Mrs. Prymmer did not venture an answer to this question, so he went on. "I'd be wiped out,—forgotten. The hands down at the sardine factories would say, 'He was a finicky boss, we're glad he's gone.' Some of the boys would remark, 'A queer coot that, he always held a good hand at cards, and didn't like to play against the grain of the table.' But for the general public,—now say, Hippolyta, what would keep my memory green with them?"

"Your monument," she said, with a flash of inspiration.

"Precisely; my monument, my good, walking, sober, respectable monument. It would mourn, and it would weep, and folks would see that I was well advertised."
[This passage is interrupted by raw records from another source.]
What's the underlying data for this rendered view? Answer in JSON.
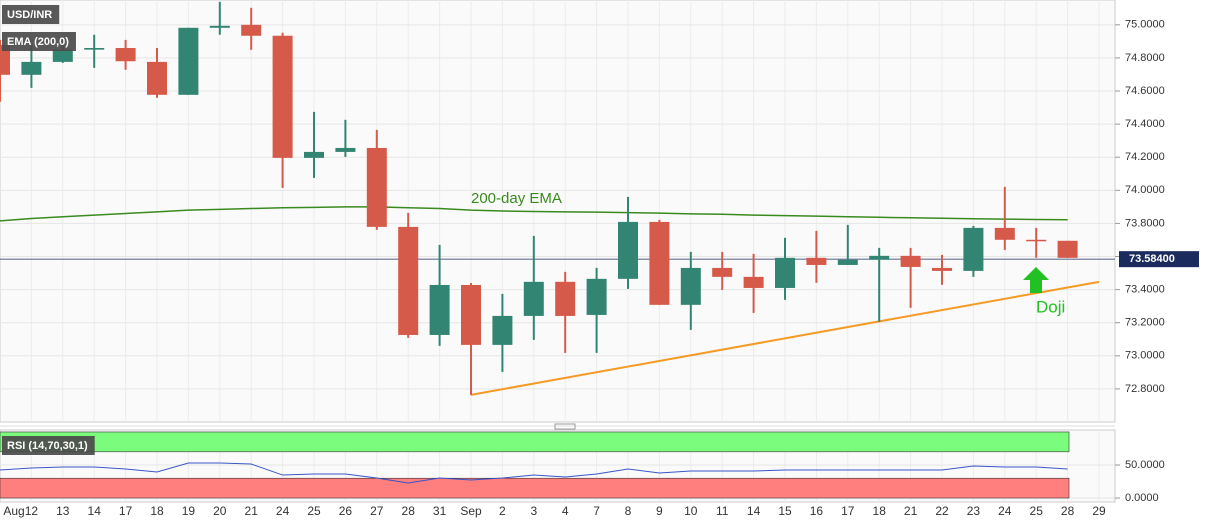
{
  "chart_data": [
    {
      "type": "candlestick",
      "title": "USD/INR",
      "categories": [
        "Aug",
        "12",
        "13",
        "14",
        "17",
        "18",
        "19",
        "20",
        "21",
        "24",
        "25",
        "26",
        "27",
        "28",
        "31",
        "Sep",
        "2",
        "3",
        "4",
        "7",
        "8",
        "9",
        "10",
        "11",
        "14",
        "15",
        "16",
        "17",
        "18",
        "21",
        "22",
        "23",
        "24",
        "25",
        "28",
        "29"
      ],
      "open": [
        74.879,
        74.698,
        74.776,
        74.85,
        74.86,
        74.776,
        74.577,
        74.982,
        75.0,
        74.934,
        74.196,
        74.232,
        74.256,
        73.779,
        73.126,
        73.428,
        73.066,
        73.241,
        73.447,
        73.247,
        73.465,
        73.809,
        73.308,
        73.531,
        73.477,
        73.41,
        73.592,
        73.549,
        73.58,
        73.604,
        73.531,
        73.513,
        73.773,
        73.701,
        73.695,
        null
      ],
      "high": [
        74.909,
        74.879,
        74.909,
        74.94,
        74.909,
        74.86,
        74.982,
        75.139,
        75.103,
        74.952,
        74.474,
        74.426,
        74.365,
        73.864,
        73.67,
        73.44,
        73.374,
        73.725,
        73.507,
        73.531,
        73.96,
        73.821,
        73.628,
        73.628,
        73.616,
        73.713,
        73.755,
        73.791,
        73.652,
        73.652,
        73.61,
        73.785,
        74.021,
        73.773,
        73.695,
        null
      ],
      "low": [
        74.535,
        74.619,
        74.77,
        74.74,
        74.728,
        74.559,
        74.577,
        74.94,
        74.849,
        74.015,
        74.075,
        74.202,
        73.761,
        73.108,
        73.06,
        72.764,
        72.903,
        73.096,
        73.018,
        73.018,
        73.404,
        73.308,
        73.157,
        73.398,
        73.259,
        73.338,
        73.441,
        73.549,
        73.205,
        73.29,
        73.429,
        73.477,
        73.64,
        73.592,
        73.592,
        null
      ],
      "close": [
        74.698,
        74.776,
        74.85,
        74.86,
        74.78,
        74.577,
        74.982,
        74.994,
        74.934,
        74.196,
        74.232,
        74.256,
        73.779,
        73.126,
        73.428,
        73.066,
        73.241,
        73.447,
        73.241,
        73.465,
        73.809,
        73.308,
        73.531,
        73.477,
        73.41,
        73.592,
        73.549,
        73.58,
        73.604,
        73.537,
        73.513,
        73.773,
        73.701,
        73.695,
        73.592,
        null
      ],
      "up_color": "#338573",
      "down_color": "#d65a4a",
      "series": [
        {
          "name": "EMA (200,0)",
          "color": "#3b8a1e",
          "values": [
            73.815,
            73.83,
            73.84,
            73.85,
            73.86,
            73.87,
            73.88,
            73.885,
            73.89,
            73.895,
            73.897,
            73.9,
            73.9,
            73.895,
            73.89,
            73.88,
            73.875,
            73.872,
            73.87,
            73.868,
            73.865,
            73.862,
            73.858,
            73.855,
            73.85,
            73.847,
            73.844,
            73.84,
            73.837,
            73.834,
            73.831,
            73.828,
            73.826,
            73.824,
            73.822,
            null
          ]
        }
      ],
      "trend_line": {
        "categories": [
          "Sep",
          "29"
        ],
        "values": [
          72.764,
          73.447
        ],
        "color": "#f59a23"
      },
      "annotations": [
        "200-day EMA",
        "Doji"
      ],
      "last_price": {
        "value": 73.584,
        "label": "73.58400"
      },
      "ylim": [
        72.6,
        75.15
      ],
      "yticks": [
        {
          "value": 72.8,
          "label": "72.8000"
        },
        {
          "value": 73.0,
          "label": "73.0000"
        },
        {
          "value": 73.2,
          "label": "73.2000"
        },
        {
          "value": 73.4,
          "label": "73.4000"
        },
        {
          "value": 73.6,
          "label": "73.6000"
        },
        {
          "value": 73.8,
          "label": "73.8000"
        },
        {
          "value": 74.0,
          "label": "74.0000"
        },
        {
          "value": 74.2,
          "label": "74.2000"
        },
        {
          "value": 74.4,
          "label": "74.4000"
        },
        {
          "value": 74.6,
          "label": "74.6000"
        },
        {
          "value": 74.8,
          "label": "74.8000"
        },
        {
          "value": 75.0,
          "label": "75.0000"
        }
      ],
      "grid": true
    },
    {
      "type": "line",
      "series": [
        {
          "name": "RSI (14,70,30,1)",
          "color": "#3a56c8",
          "values": [
            42.4,
            45.5,
            47,
            47,
            43.9,
            39.4,
            53,
            53,
            51.5,
            34.8,
            36.4,
            36.4,
            30.3,
            22.7,
            30.3,
            27.3,
            30.3,
            34.8,
            31.8,
            36.4,
            43.9,
            37.9,
            40.9,
            40.9,
            40.9,
            42.4,
            42.4,
            42.4,
            42.4,
            42.4,
            42.4,
            48.5,
            47,
            47,
            43.9,
            null
          ]
        }
      ],
      "bands": [
        {
          "range": [
            70,
            100
          ],
          "color": "#7cfc7c"
        },
        {
          "range": [
            0,
            30
          ],
          "color": "#ff7f7f"
        }
      ],
      "ylim": [
        -6,
        103
      ],
      "yticks": [
        {
          "value": 0,
          "label": "0.0000"
        },
        {
          "value": 50,
          "label": "50.0000"
        }
      ],
      "grid": true
    }
  ]
}
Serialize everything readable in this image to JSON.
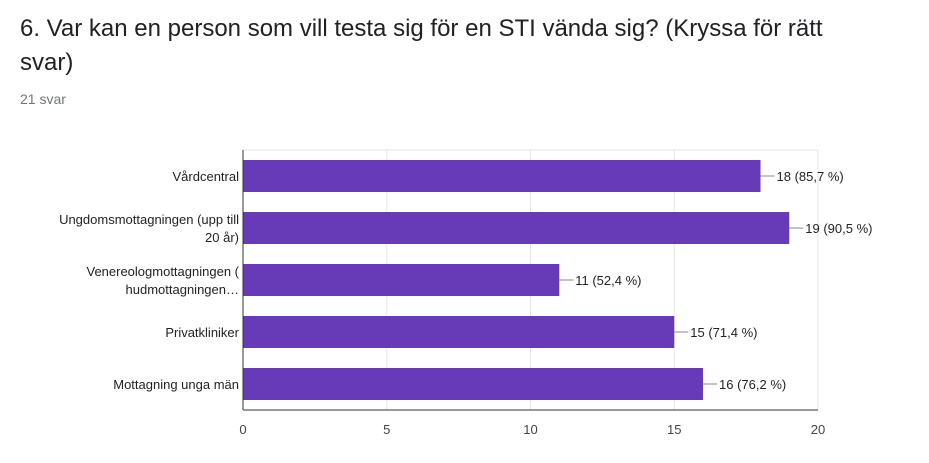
{
  "question": {
    "title": "6. Var kan en person som vill testa sig för en STI vända sig? (Kryssa för rätt svar)",
    "response_count": "21 svar"
  },
  "colors": {
    "bar": "#673ab7",
    "grid": "#e6e6e6",
    "axis": "#333333"
  },
  "chart_data": {
    "type": "bar",
    "orientation": "horizontal",
    "categories": [
      [
        "Vårdcentral"
      ],
      [
        "Ungdomsmottagningen (upp till",
        "20 år)"
      ],
      [
        "Venereologmottagningen (",
        "hudmottagningen…"
      ],
      [
        "Privatkliniker"
      ],
      [
        "Mottagning unga män"
      ]
    ],
    "values": [
      18,
      19,
      11,
      15,
      16
    ],
    "data_labels": [
      "18 (85,7 %)",
      "19 (90,5 %)",
      "11 (52,4 %)",
      "15 (71,4 %)",
      "16 (76,2 %)"
    ],
    "xlim": [
      0,
      20
    ],
    "xticks": [
      0,
      5,
      10,
      15,
      20
    ],
    "grid": true,
    "legend": "none"
  }
}
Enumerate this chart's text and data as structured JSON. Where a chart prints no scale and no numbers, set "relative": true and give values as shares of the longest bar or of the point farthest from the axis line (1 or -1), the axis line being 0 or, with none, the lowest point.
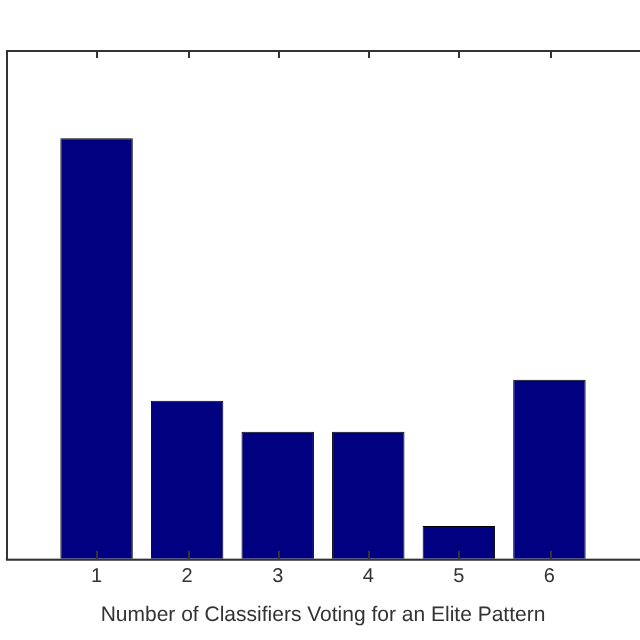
{
  "chart_data": {
    "type": "bar",
    "xlabel": "Number of Classifiers Voting for an Elite Pattern",
    "categories": [
      "1",
      "2",
      "3",
      "4",
      "5",
      "6"
    ],
    "values": [
      1,
      0.376,
      0.302,
      0.302,
      0.078,
      0.426
    ],
    "color": "#000080",
    "relative": true,
    "grid": false,
    "legend": false
  }
}
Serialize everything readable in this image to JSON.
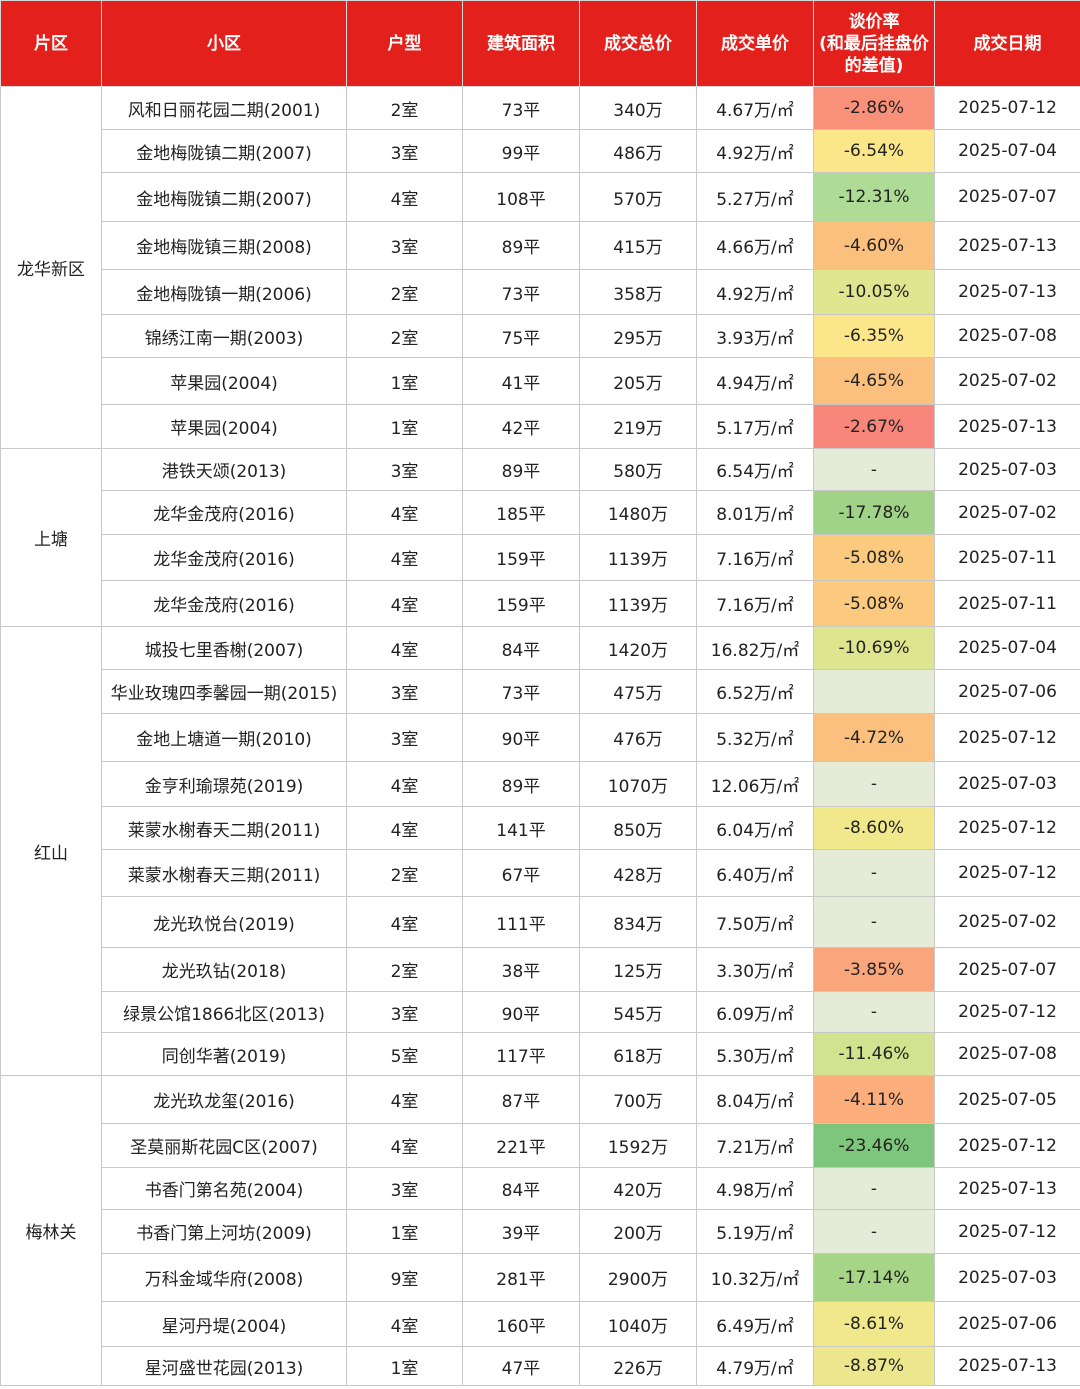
{
  "headers": [
    "片区",
    "小区",
    "户型",
    "建筑面积",
    "成交总价",
    "成交单价",
    "谈价率\n(和最后挂盘价\n的差值)",
    "成交日期"
  ],
  "groups": [
    {
      "district": "龙华新区",
      "rows": [
        {
          "community": "风和日丽花园二期(2001)",
          "layout": "2室",
          "area": "73平",
          "total": "340万",
          "unit": "4.67万/㎡",
          "rate": "-2.86%",
          "rate_color": "#f9907a",
          "date": "2025-07-12"
        },
        {
          "community": "金地梅陇镇二期(2007)",
          "layout": "3室",
          "area": "99平",
          "total": "486万",
          "unit": "4.92万/㎡",
          "rate": "-6.54%",
          "rate_color": "#fbe68a",
          "date": "2025-07-04"
        },
        {
          "community": "金地梅陇镇二期(2007)",
          "layout": "4室",
          "area": "108平",
          "total": "570万",
          "unit": "5.27万/㎡",
          "rate": "-12.31%",
          "rate_color": "#aedb95",
          "date": "2025-07-07"
        },
        {
          "community": "金地梅陇镇三期(2008)",
          "layout": "3室",
          "area": "89平",
          "total": "415万",
          "unit": "4.66万/㎡",
          "rate": "-4.60%",
          "rate_color": "#fbbf7e",
          "date": "2025-07-13"
        },
        {
          "community": "金地梅陇镇一期(2006)",
          "layout": "2室",
          "area": "73平",
          "total": "358万",
          "unit": "4.92万/㎡",
          "rate": "-10.05%",
          "rate_color": "#dfe68f",
          "date": "2025-07-13"
        },
        {
          "community": "锦绣江南一期(2003)",
          "layout": "2室",
          "area": "75平",
          "total": "295万",
          "unit": "3.93万/㎡",
          "rate": "-6.35%",
          "rate_color": "#fbe68a",
          "date": "2025-07-08"
        },
        {
          "community": "苹果园(2004)",
          "layout": "1室",
          "area": "41平",
          "total": "205万",
          "unit": "4.94万/㎡",
          "rate": "-4.65%",
          "rate_color": "#fbbf7e",
          "date": "2025-07-02"
        },
        {
          "community": "苹果园(2004)",
          "layout": "1室",
          "area": "42平",
          "total": "219万",
          "unit": "5.17万/㎡",
          "rate": "-2.67%",
          "rate_color": "#f8867a",
          "date": "2025-07-13"
        }
      ]
    },
    {
      "district": "上塘",
      "rows": [
        {
          "community": "港铁天颂(2013)",
          "layout": "3室",
          "area": "89平",
          "total": "580万",
          "unit": "6.54万/㎡",
          "rate": "-",
          "rate_color": "#e4ecd8",
          "date": "2025-07-03"
        },
        {
          "community": "龙华金茂府(2016)",
          "layout": "4室",
          "area": "185平",
          "total": "1480万",
          "unit": "8.01万/㎡",
          "rate": "-17.78%",
          "rate_color": "#a0d387",
          "date": "2025-07-02"
        },
        {
          "community": "龙华金茂府(2016)",
          "layout": "4室",
          "area": "159平",
          "total": "1139万",
          "unit": "7.16万/㎡",
          "rate": "-5.08%",
          "rate_color": "#fcca7e",
          "date": "2025-07-11"
        },
        {
          "community": "龙华金茂府(2016)",
          "layout": "4室",
          "area": "159平",
          "total": "1139万",
          "unit": "7.16万/㎡",
          "rate": "-5.08%",
          "rate_color": "#fcca7e",
          "date": "2025-07-11"
        }
      ]
    },
    {
      "district": "红山",
      "rows": [
        {
          "community": "城投七里香榭(2007)",
          "layout": "4室",
          "area": "84平",
          "total": "1420万",
          "unit": "16.82万/㎡",
          "rate": "-10.69%",
          "rate_color": "#dde68f",
          "date": "2025-07-04"
        },
        {
          "community": "华业玫瑰四季馨园一期(2015)",
          "layout": "3室",
          "area": "73平",
          "total": "475万",
          "unit": "6.52万/㎡",
          "rate": "",
          "rate_color": "#e4ecd8",
          "date": "2025-07-06"
        },
        {
          "community": "金地上塘道一期(2010)",
          "layout": "3室",
          "area": "90平",
          "total": "476万",
          "unit": "5.32万/㎡",
          "rate": "-4.72%",
          "rate_color": "#fbbf7e",
          "date": "2025-07-12"
        },
        {
          "community": "金亨利瑜璟苑(2019)",
          "layout": "4室",
          "area": "89平",
          "total": "1070万",
          "unit": "12.06万/㎡",
          "rate": "-",
          "rate_color": "#e4ecd8",
          "date": "2025-07-03"
        },
        {
          "community": "莱蒙水榭春天二期(2011)",
          "layout": "4室",
          "area": "141平",
          "total": "850万",
          "unit": "6.04万/㎡",
          "rate": "-8.60%",
          "rate_color": "#f1e88c",
          "date": "2025-07-12"
        },
        {
          "community": "莱蒙水榭春天三期(2011)",
          "layout": "2室",
          "area": "67平",
          "total": "428万",
          "unit": "6.40万/㎡",
          "rate": "-",
          "rate_color": "#e4ecd8",
          "date": "2025-07-12"
        },
        {
          "community": "龙光玖悦台(2019)",
          "layout": "4室",
          "area": "111平",
          "total": "834万",
          "unit": "7.50万/㎡",
          "rate": "-",
          "rate_color": "#e4ecd8",
          "date": "2025-07-02"
        },
        {
          "community": "龙光玖钻(2018)",
          "layout": "2室",
          "area": "38平",
          "total": "125万",
          "unit": "3.30万/㎡",
          "rate": "-3.85%",
          "rate_color": "#faa67c",
          "date": "2025-07-07"
        },
        {
          "community": "绿景公馆1866北区(2013)",
          "layout": "3室",
          "area": "90平",
          "total": "545万",
          "unit": "6.09万/㎡",
          "rate": "-",
          "rate_color": "#e4ecd8",
          "date": "2025-07-12"
        },
        {
          "community": "同创华著(2019)",
          "layout": "5室",
          "area": "117平",
          "total": "618万",
          "unit": "5.30万/㎡",
          "rate": "-11.46%",
          "rate_color": "#d2e28f",
          "date": "2025-07-08"
        }
      ]
    },
    {
      "district": "梅林关",
      "rows": [
        {
          "community": "龙光玖龙玺(2016)",
          "layout": "4室",
          "area": "87平",
          "total": "700万",
          "unit": "8.04万/㎡",
          "rate": "-4.11%",
          "rate_color": "#fbae7c",
          "date": "2025-07-05"
        },
        {
          "community": "圣莫丽斯花园C区(2007)",
          "layout": "4室",
          "area": "221平",
          "total": "1592万",
          "unit": "7.21万/㎡",
          "rate": "-23.46%",
          "rate_color": "#7fc67d",
          "date": "2025-07-12"
        },
        {
          "community": "书香门第名苑(2004)",
          "layout": "3室",
          "area": "84平",
          "total": "420万",
          "unit": "4.98万/㎡",
          "rate": "-",
          "rate_color": "#e4ecd8",
          "date": "2025-07-13"
        },
        {
          "community": "书香门第上河坊(2009)",
          "layout": "1室",
          "area": "39平",
          "total": "200万",
          "unit": "5.19万/㎡",
          "rate": "-",
          "rate_color": "#e4ecd8",
          "date": "2025-07-12"
        },
        {
          "community": "万科金域华府(2008)",
          "layout": "9室",
          "area": "281平",
          "total": "2900万",
          "unit": "10.32万/㎡",
          "rate": "-17.14%",
          "rate_color": "#a6d588",
          "date": "2025-07-03"
        },
        {
          "community": "星河丹堤(2004)",
          "layout": "4室",
          "area": "160平",
          "total": "1040万",
          "unit": "6.49万/㎡",
          "rate": "-8.61%",
          "rate_color": "#f1e88c",
          "date": "2025-07-06"
        },
        {
          "community": "星河盛世花园(2013)",
          "layout": "1室",
          "area": "47平",
          "total": "226万",
          "unit": "4.79万/㎡",
          "rate": "-8.87%",
          "rate_color": "#ece78d",
          "date": "2025-07-13"
        }
      ]
    }
  ]
}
Mrs. Prymmer did not exactly take in his conception of a walking monument, but she held her peace and calmly picked up a dropped stitch.

"Now, in order that my monument should be able to know something of me and take some interest in advertising me after I'm gone, it's absolutely necessary that it should know something of me while I am alive, Hippolyta."

"Oh, yes," she said, as indulgently as if she were speaking to a child whose mind was taking a wandering and aimless ramble into unknown fields of speculation.

"Therefore, I've got to make acquaintance with it; it has got to make acquaintance with me. Now some people—French people in particular—go and sit in their tombs and look at their coffins. I've no fancy for that. Let my friends attend to all that after I'm gone, but I've saved a smart sum, and I've no objection to cultivating this monument a little bit while I live."

"Micah," said Mrs. Prymmer, in a curious voice, "what is this monument?"

"And what should it be but a nice healthy widow? What better advertisement does a man want after he's gone than a good sizeable woman walking into the biggest church in town with her eyes cast down and her veil streaming after her? Suppose I'm a stranger in a pew, 'Whose widow is that?' I ask. 'Captain White's.' 'Who was Captain White?' 'Potts's boss down at the sardine factories.' 'How much did he leave?' 'So much.' 'What kind of a fellow was he?' 'Not bad.' 'Tombs and gravestones, that's a fine-looking widow. You'll not forget him while she's about.' Do you catch on, Hippolyta?"